I’m working with a well-funded AI research company building the technical foundations for a new class of embodied agents and digital humans - systems designed with genuine, human-like qualities that can interact, collaborate, and form real connections with people. Their long-term aim is to scale this work into multi-agent simulations and entire societies of autonomous AI entities.
As their Member of Technical Staff (ML Infrastructure), you’d design and scale the platforms that make this possible - from high-performance inference engines to distributed training pipelines and large-scale compute clusters that power intelligent, interactive AI systems. You’d work closely with researchers and product engineers to push the limits of inference performance, strengthen the foundations for agentic AI, and evolve the next generation of training and post-training pipelines.
Responsibilities:
- Accelerate research velocity by enabling SOTA experimentation from day one.
- Build and optimize the full model training pipeline, including data collection, data loading, SFT, and RL.
- Design and optimize a high-performance inference platform leveraging both open-source and proprietary engines.
- Develop and scale technologies for large-scale cluster scheduling, distributed training, and high-performance AI networking.
- Drive engineering excellence across observability, reliability, and infrastructure performance.
- Partner with research and product teams to turn cutting-edge ideas into robust, production-ready systems.
Qualifications:
- Expertise in one or more of: inference engines, GPU optimization, cluster scheduling, or cloud-native infrastructure.
- Proficiency with modern ML frameworks such as PyTorch, vLLM, Verl, or similar.
- Experience building scalable, high-performance systems used in production.
- Start-up mindset - adaptable, fast-moving, and high-ownership.
Why This Opportunity Stands Out:
- Elite founding team: Engineers and researchers from MIT, Stanford, Google X, Citadel, and top AI labs.
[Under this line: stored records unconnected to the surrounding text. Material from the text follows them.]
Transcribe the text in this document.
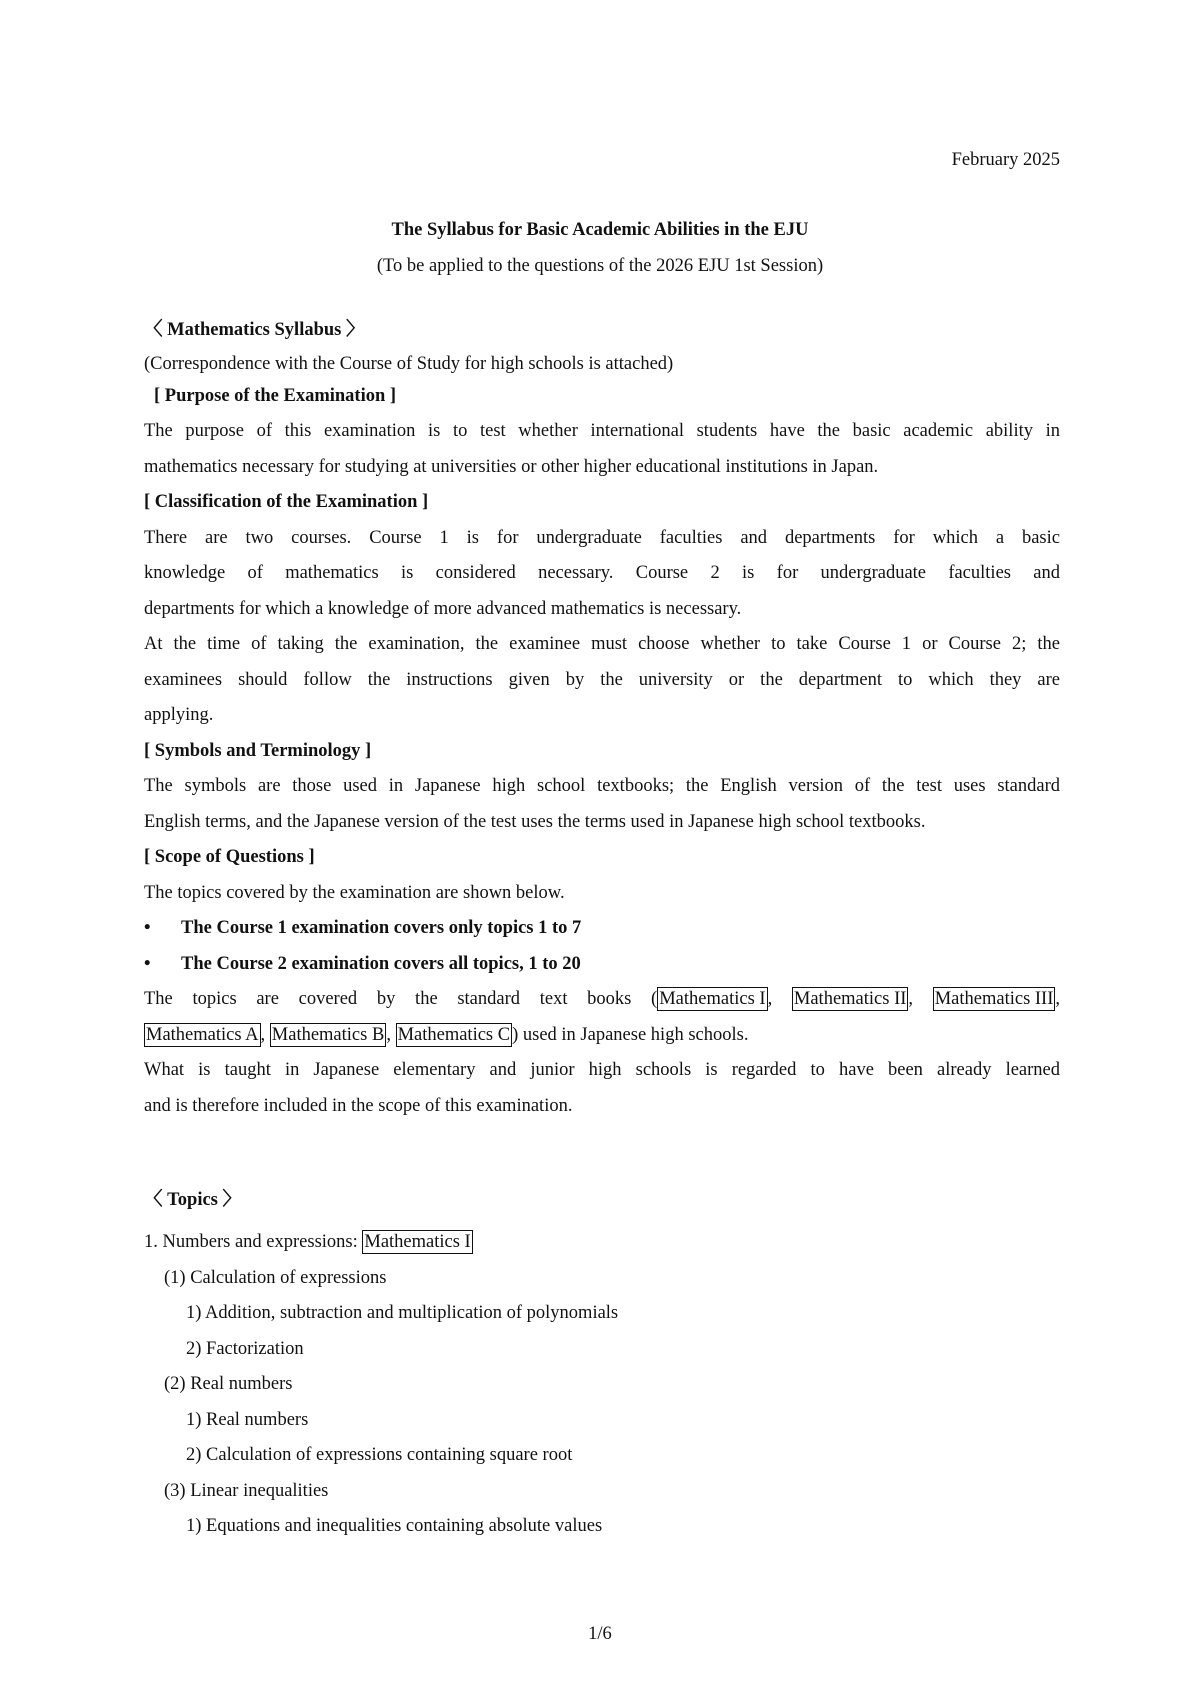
February 2025
The Syllabus for Basic Academic Abilities in the EJU
(To be applied to the questions of the 2026 EJU 1st Session)
〈 Mathematics Syllabus 〉
(Correspondence with the Course of Study for high schools is attached)
[ Purpose of the Examination ]
The purpose of this examination is to test whether international students have the basic academic ability in
mathematics necessary for studying at universities or other higher educational institutions in Japan.
[ Classification of the Examination ]
There are two courses. Course 1 is for undergraduate faculties and departments for which a basic
knowledge of mathematics is considered necessary. Course 2 is for undergraduate faculties and
departments for which a knowledge of more advanced mathematics is necessary.
At the time of taking the examination, the examinee must choose whether to take Course 1 or Course 2; the
examinees should follow the instructions given by the university or the department to which they are
applying.
[ Symbols and Terminology ]
The symbols are those used in Japanese high school textbooks; the English version of the test uses standard
English terms, and the Japanese version of the test uses the terms used in Japanese high school textbooks.
[ Scope of Questions ]
The topics covered by the examination are shown below.
• The Course 1 examination covers only topics 1 to 7
• The Course 2 examination covers all topics, 1 to 20
The topics are covered by the standard text books ( Mathematics I , Mathematics II , Mathematics III ,
Mathematics A , Mathematics B , Mathematics C ) used in Japanese high schools.
What is taught in Japanese elementary and junior high schools is regarded to have been already learned
and is therefore included in the scope of this examination.
〈 Topics 〉
1. Numbers and expressions: Mathematics I
(1) Calculation of expressions
1) Addition, subtraction and multiplication of polynomials
2) Factorization
(2) Real numbers
1) Real numbers
2) Calculation of expressions containing square root
(3) Linear inequalities
1) Equations and inequalities containing absolute values
1/6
- Strong funding and backing: Over $40M raised from Prosus, First Spark Ventures, Patron, and notable investors including Patrick Collison and Eric Schmidt.
- Serious traction: Their flagship AI companion product has already achieved significant user growth and is generating real revenue.
- Impact and autonomy: A flat, fast-moving environment where you’ll own critical systems and ship meaningful work within weeks.
- Longevity in vision: This company is not chasing quick exits - they’re deliberately building what they believe will be a historical company, with long-lasting influence on how humans and AI interact.